Director Alfredson poses with cast members at the Los Angeles premiere of their film "Tinker, Tailor, Soldier,Spy" in Hollywood
Director Alfredson poses with cast members at the Los Angeles premiere of their film "Tinker, Tailor, Soldier,Spy" in Hollywood

By Mike Collett-White

LONDON (Reuters) - Silent movie "The Artist" made itself heard on the awards circuit on Tuesday, leading the field with 12 BAFTA nominations.

The French black-and-white comedy, a homage to the "pre-talkie" era set in 1920s and 1930s Hollywood, was shortlisted for best film, actor, actress, director and original screenplay by the British Academy of Film and Television Arts.

It maintains its momentum a week before the Oscar nominations are announced and after last weekend's triumph at the Golden Globes when it scooped three prizes.

The BAFTA record for predicting Academy Awards is patchy, but it is Britain's top film honor and the most closely watched outside the United States.

The Artist, about a silent movie star whose career collapses with the advent of sound, was one ahead of Cold War-era spy movie "Tinker Tailor Soldier Spy" which garnered 11 nominations.

The adaptation of John Le Carre's classic espionage thriller was up for best film, director, adapted screenplay and actor, enjoying more success in Britain than it has so far in the U.S. awards calendar.

"Hugo," Martin Scorsese's family adventure, scored nine BAFTA nominations followed by "My Week With Marilyn" with six, and five each for "The Help" and "War Horse."

STREEP EYES THE PRIZE

As expected, Meryl Streep made it on to the shortlist for best actress for her portrayal of former British Prime Minister Margaret Thatcher in "The Iron Lady." She is heavily favored to land an Academy Award for the performance.

Streep is up against Berenice Bejo (The Artist), Michelle Williams (My Week with Marilyn), Tilda Swinton (We Need to Talk About Kevin) and Viola Davis (The Help).

The best actor category is made up of Brad Pitt (Moneyball), Gary Oldman (Tinker Tailor Soldier Spy), George Clooney (The Descendants), Jean Dujardin (The Artist) and Michael Fassbender (Shame).

Harry Potter star Daniel Radcliffe, who presented the nominations on Tuesday, was not shy about declaring his personal favorite for the acting prize.

"I'd love Gary Oldman to get one for 'Tinker Tailor', because he's fantastic and it's a great film," he said.

The best picture award will either go to The Artist, The Descendants, Drive, The Help or Tinker Tailor Soldier Spy.

Film critics said this year's competition was more open than 2011, when the hot favorites were "The King's Speech," which went on to win seven BAFTAs and four Oscars, and "The Social Network."
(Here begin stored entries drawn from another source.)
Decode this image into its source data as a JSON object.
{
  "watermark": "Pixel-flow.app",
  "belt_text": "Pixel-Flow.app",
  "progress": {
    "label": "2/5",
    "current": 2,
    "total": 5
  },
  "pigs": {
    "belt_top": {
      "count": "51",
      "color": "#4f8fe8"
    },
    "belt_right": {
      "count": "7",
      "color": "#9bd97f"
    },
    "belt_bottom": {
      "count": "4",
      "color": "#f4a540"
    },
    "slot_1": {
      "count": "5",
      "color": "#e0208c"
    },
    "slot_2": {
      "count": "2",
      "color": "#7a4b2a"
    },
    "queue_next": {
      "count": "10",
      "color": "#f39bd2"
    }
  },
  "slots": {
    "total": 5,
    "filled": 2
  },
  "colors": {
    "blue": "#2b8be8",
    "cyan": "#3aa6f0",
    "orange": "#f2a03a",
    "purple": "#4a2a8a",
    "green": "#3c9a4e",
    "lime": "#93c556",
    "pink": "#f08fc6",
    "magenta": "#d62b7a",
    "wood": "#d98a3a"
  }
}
"That's a really interesting field," critic Mark Kermode said of the best picture lineup.

"Remember last year when it was very much 'The King's Speech' year ... I think it's great to see a year in which it really shows the diversity of film."

"Harry Potter and the Deathly Hallows - Part 2," the last of eight instalments in the record-breaking boy wizard franchise, garnered four nominations -- make up & hair, production design, sound and special visual effects.

Supporters of the films have long complained that the hugely successful adventures are overlooked in major award categories, and Tuesday's announcement was unlikely to appease them.

The BAFTA awards, sponsored by mobile phone operator Orange, will be handed out on February 12 at London's Royal Opera House.

Scorsese will receive a BAFTA Fellowship celebrating his life in cinema, and is also nominated as best director for Hugo and for his documentary "George Harrison: Living in the Material World."